Konsep identifikasi memiliki tiga pengertian yang khas, yakni :
• Menurut analisis Bronfenbrenner (1960), identifikasi menunjuk kepada perilaku ketika seseorang bertindak atau merasa seperti orang lain (yang disebut “model”). Kemiripan perilaku diantara dua orang bukan berarti bahwa ia telah identik dengan orang lain. Seorang anak misalnya yang identik dengan ayahnya, ketika ayahnya sedang merasa senang, dan si anak merasa senang pada waktu yang bersamaan. Keduanya independen satu sama lain dan berdasarkan alasan yang sepenuhnya amat berbeda. Si ayah senang karena pangkatnya naik, sedangkan si anak senang karena ia mendapat pacar baru. Hal itu memperlihatkan bahwa kemiripan seseorang dengan orang lain bukan membuat ia menjadi orang lain.
• Identifikasi juga berarti suatu motif dalam bentuk suatu keinginan umum untuk berbuat atau menjadi seperti orang lain. Seseorang harus memiliki motif untuk menyamai atau menyerupai model. Besar sekali kemungkinan bahwa kebanyakan anak memiliki motif yang kuat untuk menyamai atau menyerupai orang tuanya.
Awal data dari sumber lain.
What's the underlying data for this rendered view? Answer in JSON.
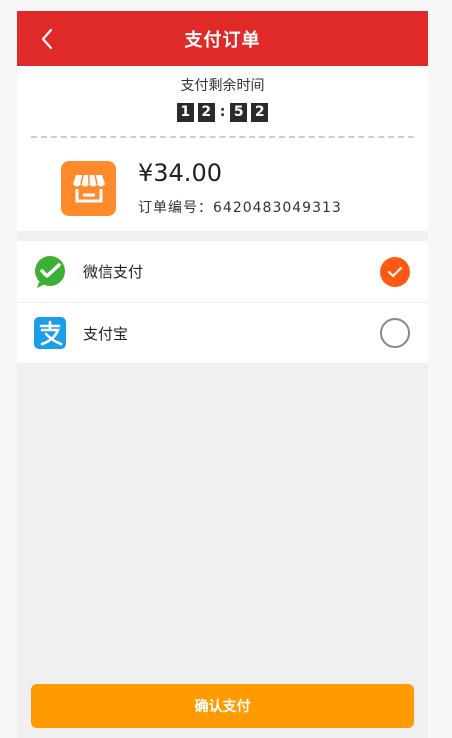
{
  "navbar": {
    "title": "支付订单",
    "back_icon": "back-icon"
  },
  "countdown": {
    "label": "支付剩余时间",
    "digits": [
      "1",
      "2",
      "5",
      "2"
    ],
    "separator": ":"
  },
  "order": {
    "price": "¥34.00",
    "order_number": "订单编号：6420483049313",
    "icon": "store-icon"
  },
  "payment_methods": [
    {
      "label": "微信支付",
      "icon": "wechat-pay-icon",
      "selected": true
    },
    {
      "label": "支付宝",
      "icon": "alipay-icon",
      "selected": false
    }
  ],
  "confirm_button": {
    "label": "确认支付"
  },
  "colors": {
    "navbar": "#e02a2a",
    "store_icon": "#ff8a2b",
    "selected_radio": "#ff5a14",
    "confirm_button": "#ff9a00",
    "wechat": "#3cb034",
    "alipay": "#1a9ee8"
  }
}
• Identifikasi mengacu kepada proses atau mekanisme melalui mana anak-anak menyamai suatu model dan menjadikan diri seperti model itu. Dengan teori ini dapat dipahami bahwa bagaimana seorang anak membiasakan standar-standar orang tua dan sosial untuk diidentifikasi perilakunya sesuai dengan jenis kelamin dan tindakan moral yang tepat, dan bagaimana mereka menjadikan atribut dan karakter orangtuanya menjadi bagian dari diri mereka, khususnya yang sama jenis kelaminnya. Anak laki-laki mengidentifikasikan diri dengan ayahnya sementara anak perempuan dengan ibunya.
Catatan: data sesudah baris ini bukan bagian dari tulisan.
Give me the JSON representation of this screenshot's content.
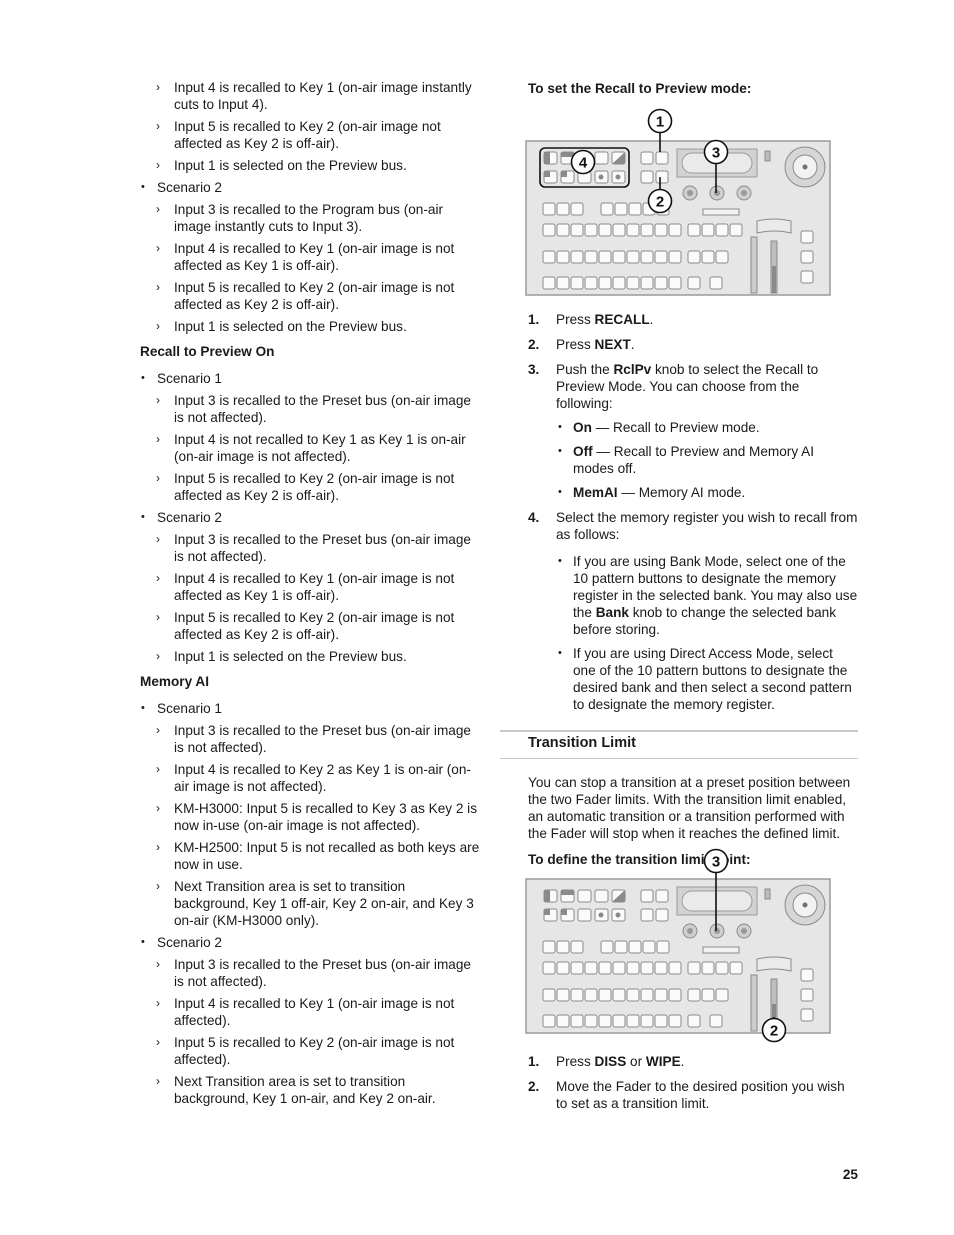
{
  "left_column": {
    "continuation_items": [
      "Input 4 is recalled to Key 1 (on-air image instantly cuts to Input 4).",
      "Input 5 is recalled to Key 2 (on-air image not affected as Key 2 is off-air).",
      "Input 1 is selected on the Preview bus."
    ],
    "continuation_scenario": {
      "label": "Scenario 2",
      "items": [
        "Input 3 is recalled to the Program bus (on-air image instantly cuts to Input 3).",
        "Input 4 is recalled to Key 1 (on-air image is not affected as Key 1 is off-air).",
        "Input 5 is recalled to Key 2 (on-air image is not affected as Key 2 is off-air).",
        "Input 1 is selected on the Preview bus."
      ]
    },
    "recall_to_preview_on": {
      "heading": "Recall to Preview On",
      "scenarios": [
        {
          "label": "Scenario 1",
          "items": [
            "Input 3 is recalled to the Preset bus (on-air image is not affected).",
            "Input 4 is not recalled to Key 1 as Key 1 is on-air (on-air image is not affected).",
            "Input 5 is recalled to Key 2 (on-air image is not affected as Key 2 is off-air)."
          ]
        },
        {
          "label": "Scenario 2",
          "items": [
            "Input 3 is recalled to the Preset bus (on-air image is not affected).",
            "Input 4 is recalled to Key 1 (on-air image is not affected as Key 1 is off-air).",
            "Input 5 is recalled to Key 2 (on-air image is not affected as Key 2 is off-air).",
            "Input 1 is selected on the Preview bus."
          ]
        }
      ]
    },
    "memory_ai": {
      "heading": "Memory AI",
      "scenarios": [
        {
          "label": "Scenario 1",
          "items": [
            "Input 3 is recalled to the Preset bus (on-air image is not affected).",
            "Input 4 is recalled to Key 2 as Key 1 is on-air (on-air image is not affected).",
            "KM-H3000: Input 5 is recalled to Key 3 as Key 2 is now in-use (on-air image is not affected).",
            "KM-H2500: Input 5 is not recalled as both keys are now in use.",
            "Next Transition area is set to transition background, Key 1 off-air, Key 2 on-air, and Key 3 on-air (KM-H3000 only)."
          ]
        },
        {
          "label": "Scenario 2",
          "items": [
            "Input 3 is recalled to the Preset bus (on-air image is not affected).",
            "Input 4 is recalled to Key 1 (on-air image is not affected).",
            "Input 5 is recalled to Key 2 (on-air image is not affected).",
            "Next Transition area is set to transition background, Key 1 on-air, and Key 2 on-air."
          ]
        }
      ]
    }
  },
  "right_column": {
    "recall_procedure": {
      "heading": "To set the Recall to Preview mode:",
      "figure_callouts": [
        "1",
        "2",
        "3",
        "4"
      ],
      "steps": [
        {
          "num": "1.",
          "pre": "Press ",
          "bold": "RECALL",
          "post": "."
        },
        {
          "num": "2.",
          "pre": "Press ",
          "bold": "NEXT",
          "post": "."
        },
        {
          "num": "3.",
          "pre": "Push the ",
          "bold": "RclPv",
          "post": " knob to select the Recall to Preview Mode. You can choose from the following:",
          "options": [
            {
              "bold": "On",
              "text": " — Recall to Preview mode."
            },
            {
              "bold": "Off",
              "text": " — Recall to Preview and Memory AI modes off."
            },
            {
              "bold": "MemAI",
              "text": " — Memory AI mode."
            }
          ]
        },
        {
          "num": "4.",
          "pre": "Select the memory register you wish to recall from as follows:",
          "bold": "",
          "post": "",
          "options": [
            {
              "pre": "If you are using Bank Mode, select one of the 10 pattern buttons to designate the memory register in the selected bank. You may also use the ",
              "bold": "Bank",
              "post": " knob to change the selected bank before storing."
            },
            {
              "pre": "If you are using Direct Access Mode, select one of the 10 pattern buttons to designate the desired bank and then select a second pattern to designate the memory register.",
              "bold": "",
              "post": ""
            }
          ]
        }
      ]
    },
    "transition_limit": {
      "title": "Transition Limit",
      "intro": "You can stop a transition at a preset position between the two Fader limits. With the transition limit enabled, an automatic transition or a transition performed with the Fader will stop when it reaches the defined limit.",
      "heading": "To define the transition limit point:",
      "figure_callouts": [
        "3",
        "2"
      ],
      "steps": [
        {
          "num": "1.",
          "pre": "Press ",
          "bold": "DISS",
          "mid": " or ",
          "bold2": "WIPE",
          "post": "."
        },
        {
          "num": "2.",
          "pre": "Move the Fader to the desired position you wish to set as a transition limit."
        }
      ]
    }
  },
  "page_number": "25"
}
Walaupun identifikasi melibatkan peniruan terhadap suatu model (misalnya seorang pemuda berpenampilan mirip Damon Albarn), namun istilah identifikasi dan peniruan (imitasi) tidaklah sinonim. Suatu proses peniruan semata-mata menyangkut tidak lebih sekedar emulasi dari perilaku tertentu dari suatu model. Sedangkan identifikasi merupakan proses yang jauh lebih kompleks, hingga tingkat yang bermacam-macam, membuat seseorang seolah-olah dia adalah orang lain, yaitu tokoh yang dijadikannya model itu.
Bagi anak-anak dan remaja, dua motivasi penting yang mendorong mereka untuk mengidentifikasikan diri adalah :
1. Keinginan untuk memiliki kekuasaan (a desire for power) dan penguasaan terhadap lingkungan (mastery over the environtment) dan,
2. Kebutuhan akan asuhan dan perhatian (affection)
Konsep identifikasi ini membantu kita untuk memahami tentang mengapa anggota masyarakat berusaha menerupai tokoh-tokoh ideal yang mereka temukan melalui sajian media massa. Begitu banyak orang yang menjadikan bintang film, artis sinetron, musisi, atau pribadi menarik lainnya sebagai idola mereka, sehingga mereka berusaha menyamai gerak-gerik, penampilan dan tingkah laku idolanya tersebut. Khalayak yang seperti ini akan berpakaian, memilih mode, berdandan dan berbicara seperto tokoh yang diidentifikasikannya.